Grey peas (Latvian: Pelēkie zirņi) is a popular Latvian cuisine snack made from large grey peas. It is a traditional Christmas dish in Latvia.

Grey peas also survive as a tradition meal in parts of Britain. For example, grey peas and bacon are commonly available in the Black Country region, and black peas are traditional winter food in Lancashire.

==History==
Latvians have been eating peas for hundreds of years. Peas, along with barley and beans, were one of the main dishes of the early centuries, and they remained important until the beginning of the potato era in the 19th century. Nowadays, grey peas with bacon are offered in travel guides as a special Latvian dish worth tasting.
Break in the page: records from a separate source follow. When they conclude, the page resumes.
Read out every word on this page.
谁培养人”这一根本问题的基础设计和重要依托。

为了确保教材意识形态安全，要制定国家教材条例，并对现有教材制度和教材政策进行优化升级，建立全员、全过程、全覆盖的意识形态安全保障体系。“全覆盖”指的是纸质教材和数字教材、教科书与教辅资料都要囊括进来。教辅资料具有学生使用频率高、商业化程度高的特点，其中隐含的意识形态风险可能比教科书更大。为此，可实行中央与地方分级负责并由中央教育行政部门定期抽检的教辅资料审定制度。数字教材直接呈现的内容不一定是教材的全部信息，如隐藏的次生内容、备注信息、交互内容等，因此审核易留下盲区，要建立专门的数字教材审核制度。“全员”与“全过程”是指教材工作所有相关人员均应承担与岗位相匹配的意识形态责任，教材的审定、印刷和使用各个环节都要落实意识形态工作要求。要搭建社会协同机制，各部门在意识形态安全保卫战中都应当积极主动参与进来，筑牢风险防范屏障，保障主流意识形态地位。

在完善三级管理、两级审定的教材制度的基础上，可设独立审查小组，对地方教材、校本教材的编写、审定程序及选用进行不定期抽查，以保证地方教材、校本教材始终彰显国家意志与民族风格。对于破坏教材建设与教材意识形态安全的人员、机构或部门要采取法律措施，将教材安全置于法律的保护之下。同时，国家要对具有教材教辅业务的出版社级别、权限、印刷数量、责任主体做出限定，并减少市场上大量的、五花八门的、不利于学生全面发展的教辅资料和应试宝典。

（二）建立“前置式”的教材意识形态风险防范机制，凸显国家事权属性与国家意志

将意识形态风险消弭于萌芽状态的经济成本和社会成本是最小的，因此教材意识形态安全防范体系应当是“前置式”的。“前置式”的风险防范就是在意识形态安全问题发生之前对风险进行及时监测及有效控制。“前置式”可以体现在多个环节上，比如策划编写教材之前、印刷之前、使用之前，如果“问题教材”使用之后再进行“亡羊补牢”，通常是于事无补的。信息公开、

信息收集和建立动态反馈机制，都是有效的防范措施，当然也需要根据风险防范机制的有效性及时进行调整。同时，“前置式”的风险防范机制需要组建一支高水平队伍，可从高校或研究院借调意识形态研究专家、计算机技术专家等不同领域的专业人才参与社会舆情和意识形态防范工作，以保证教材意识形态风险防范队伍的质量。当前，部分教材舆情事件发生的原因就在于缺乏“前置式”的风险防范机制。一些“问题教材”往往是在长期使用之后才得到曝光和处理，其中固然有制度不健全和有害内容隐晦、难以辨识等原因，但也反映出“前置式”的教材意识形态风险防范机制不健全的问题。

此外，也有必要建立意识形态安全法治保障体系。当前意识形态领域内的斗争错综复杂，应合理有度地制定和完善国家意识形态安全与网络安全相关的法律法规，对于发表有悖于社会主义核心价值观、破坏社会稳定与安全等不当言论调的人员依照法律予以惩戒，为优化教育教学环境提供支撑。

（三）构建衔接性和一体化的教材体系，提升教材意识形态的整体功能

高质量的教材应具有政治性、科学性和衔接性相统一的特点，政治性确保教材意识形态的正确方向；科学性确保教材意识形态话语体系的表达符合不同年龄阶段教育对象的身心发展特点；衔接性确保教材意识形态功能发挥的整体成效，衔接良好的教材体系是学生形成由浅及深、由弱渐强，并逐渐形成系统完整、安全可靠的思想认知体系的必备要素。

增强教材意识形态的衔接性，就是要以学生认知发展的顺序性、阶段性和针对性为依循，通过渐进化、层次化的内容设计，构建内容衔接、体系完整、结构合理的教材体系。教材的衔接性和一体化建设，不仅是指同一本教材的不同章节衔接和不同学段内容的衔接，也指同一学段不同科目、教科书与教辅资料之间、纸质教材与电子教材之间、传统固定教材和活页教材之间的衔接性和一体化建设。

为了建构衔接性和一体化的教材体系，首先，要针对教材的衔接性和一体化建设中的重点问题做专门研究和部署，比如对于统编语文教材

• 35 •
Ground peas, also called pelus, are known in Lithuania as grey peas, the seeds of which are brown. They have been grown in Europe since the Neolithic. Now gardeners grow only garden peas on their plots for food, the seeds of which are white-yellowish or greenish in colour, and the same green immature peas that are eaten fresh, dried or canned. The latter were brought out relatively late, in the 17th century. In the beginning, they were introduced to the peasants' table even later until they finally became popular. In some regions, there are areas left over from which old field peas are still being prepared for human consumption. Latvians not only grow ordinary peas, but also love ancient grey peas, presenting them as a unique, representative dish of their country.

==Protected product==
In 2015, Latvian large grey peas were entered into the Register of protected geographical indications for national products of the European Union. Dried peas of the "Retria" variety are best for these pea dishes, which differ from other smaller grey peas in their impressive size: 1000 peas weigh 360–380 g. Although their number in pods is not large, it is compensated by good culinary properties – relatively short cooking time, good taste properties. The State Institute of Crop Production (Latvian: Valsts Priekuļu laukaugu selekcijas institūts) is probably the only place in the world where large grey peas are selected and grown for food. The "Retriver" breed was also created here. The quality of peas is influenced by the appropriate Latvian soil and climatic conditions.

==Latvian recipe==
- Ingredients: 500 g of red peas, 150 g of bacon, 80 g of onion, salt (to taste).
- Preparation: Soak the peas and cook them gently (it is important not to overcook so that the peas do not come out of their skin). Chopped bacon and onions are fried in a pan. Add cooked peas, salt, stir and serve.

As a snack, peas are served on a plate, sprinkled with salt, mixed with cracklings and onions. Kefir or sour milk can be served with them. Popcorn peas go well with beer.